Le Laos s’est façonné une posture de rebelle à coups de slogans xénophobes et antisémites et de théories complotistes portées par son leader Georges Karatzaferis. Il avait, entre autre, réclamé en 2001 un examen du rôle du Mossad dans les attentats du 11 septembre aux États-Unis. Tout ce cirque, qui rappelle celui de la dissidence en France, pour finir ministre dans un gouvernement soumis à la troïka en 2011. Une sorte de Chauprade avant l’heure.

Grande gueule mais petit bras, c’est le symbole des droites radicales partout en Europe. Ça aboie sur l’Europe libérale et sa décadence mais ça ne mord jamais que les pauvres et les immigrés.

Durant cette décennie de chaos en Grèce, la grille de lecture antifa s’est par ailleurs imposée dans de nombreux secteurs de la société.
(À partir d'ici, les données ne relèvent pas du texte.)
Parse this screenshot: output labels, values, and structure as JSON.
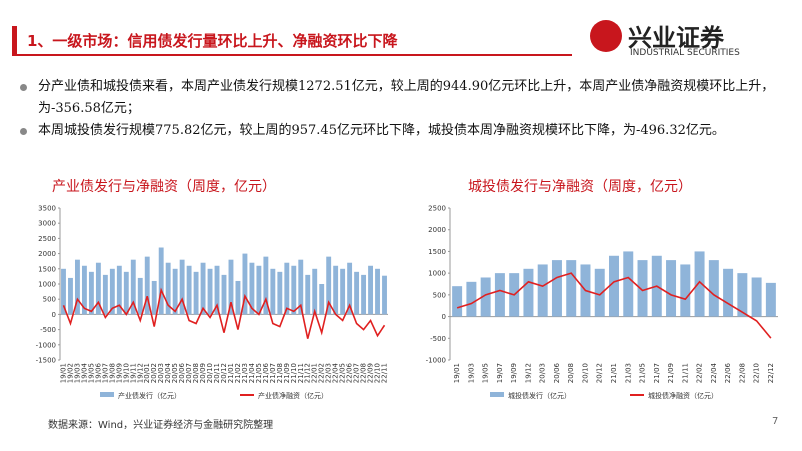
{
  "header": {
    "title": "1、一级市场：信用债发行量环比上升、净融资环比下降"
  },
  "logo": {
    "name": "兴业证券",
    "english": "INDUSTRIAL SECURITIES"
  },
  "bullets": [
    "分产业债和城投债来看，本周产业债发行规模1272.51亿元，较上周的944.90亿元环比上升，本周产业债净融资规模环比上升，为-356.58亿元；",
    "本周城投债发行规模775.82亿元，较上周的957.45亿元环比下降，城投债本周净融资规模环比下降，为-496.32亿元。"
  ],
  "chart_data": [
    {
      "type": "bar-line",
      "title": "产业债发行与净融资（周度，亿元）",
      "categories": [
        "19/01",
        "19/02",
        "19/03",
        "19/04",
        "19/05",
        "19/06",
        "19/07",
        "19/08",
        "19/09",
        "19/10",
        "19/11",
        "19/12",
        "20/01",
        "20/02",
        "20/03",
        "20/04",
        "20/05",
        "20/06",
        "20/07",
        "20/08",
        "20/09",
        "20/10",
        "20/11",
        "20/12",
        "21/01",
        "21/02",
        "21/03",
        "21/04",
        "21/05",
        "21/06",
        "21/07",
        "21/08",
        "21/09",
        "21/10",
        "21/11",
        "21/12",
        "22/01",
        "22/02",
        "22/03",
        "22/04",
        "22/05",
        "22/06",
        "22/07",
        "22/08",
        "22/09",
        "22/10",
        "22/11"
      ],
      "series": [
        {
          "name": "产业债发行（亿元）",
          "kind": "bar",
          "color": "#8fb4d9",
          "values": [
            1500,
            1200,
            1800,
            1600,
            1400,
            1700,
            1300,
            1500,
            1600,
            1400,
            1800,
            1200,
            1900,
            1100,
            2200,
            1700,
            1500,
            1800,
            1600,
            1400,
            1700,
            1500,
            1600,
            1300,
            1800,
            1100,
            2000,
            1700,
            1600,
            1900,
            1500,
            1400,
            1700,
            1600,
            1800,
            1300,
            1500,
            1000,
            1900,
            1600,
            1500,
            1700,
            1400,
            1300,
            1600,
            1500,
            1273
          ]
        },
        {
          "name": "产业债净融资（亿元）",
          "kind": "line",
          "color": "#e02020",
          "values": [
            300,
            -300,
            500,
            200,
            100,
            400,
            -100,
            200,
            300,
            0,
            400,
            -200,
            600,
            -400,
            800,
            300,
            100,
            500,
            -200,
            -300,
            200,
            -100,
            300,
            -600,
            400,
            -500,
            600,
            200,
            0,
            500,
            -300,
            -400,
            200,
            100,
            300,
            -800,
            100,
            -600,
            400,
            0,
            -200,
            300,
            -300,
            -500,
            -200,
            -700,
            -357
          ]
        }
      ],
      "ylim": [
        -1500,
        3500
      ],
      "yticks": [
        -1500,
        -1000,
        -500,
        0,
        500,
        1000,
        1500,
        2000,
        2500,
        3000,
        3500
      ]
    },
    {
      "type": "bar-line",
      "title": "城投债发行与净融资（周度，亿元）",
      "categories": [
        "19/01",
        "19/03",
        "19/05",
        "19/07",
        "19/09",
        "19/12",
        "20/03",
        "20/06",
        "20/08",
        "20/10",
        "20/12",
        "21/01",
        "21/03",
        "21/05",
        "21/07",
        "21/09",
        "21/11",
        "22/02",
        "22/04",
        "22/06",
        "22/08",
        "22/10",
        "22/12"
      ],
      "series": [
        {
          "name": "城投债发行（亿元）",
          "kind": "bar",
          "color": "#8fb4d9",
          "values": [
            700,
            800,
            900,
            1000,
            1000,
            1100,
            1200,
            1300,
            1300,
            1200,
            1100,
            1400,
            1500,
            1300,
            1400,
            1300,
            1200,
            1500,
            1300,
            1100,
            1000,
            900,
            776
          ]
        },
        {
          "name": "城投债净融资（亿元）",
          "kind": "line",
          "color": "#e02020",
          "values": [
            200,
            300,
            500,
            600,
            500,
            800,
            700,
            900,
            1000,
            600,
            500,
            800,
            900,
            600,
            700,
            500,
            400,
            800,
            500,
            300,
            100,
            -100,
            -496
          ]
        }
      ],
      "ylim": [
        -1000,
        2500
      ],
      "yticks": [
        -1000,
        -500,
        0,
        500,
        1000,
        1500,
        2000,
        2500
      ]
    }
  ],
  "source": "数据来源：Wind，兴业证券经济与金融研究院整理",
  "page": "7"
}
En Grèce, l’affrontement entre antifascistes et fascistes est une des lignes de front du combat pour construire une autre Grèce que celle soumise à la troïka. Ce combat ne se règle pas sur le Net à coup de films agiographiques ou de logorrhées déversées depuis un canapé rouge mais bien sur le pavé, et nécessite un plus d’engagement qu’une soirée d’anciens combattants dans un bar parisien.

L’autre enseignement de cette crise, c’est que pour sortir de l’étau mis en place par le FMI, la Banque centrale européenne et les libéraux qui gouvernent majoritairement en Europe, les Grecs se sont logiquement rabattus vers la seule option porteuse d’une possibilité de sortie de crise positive : la gauche radicale.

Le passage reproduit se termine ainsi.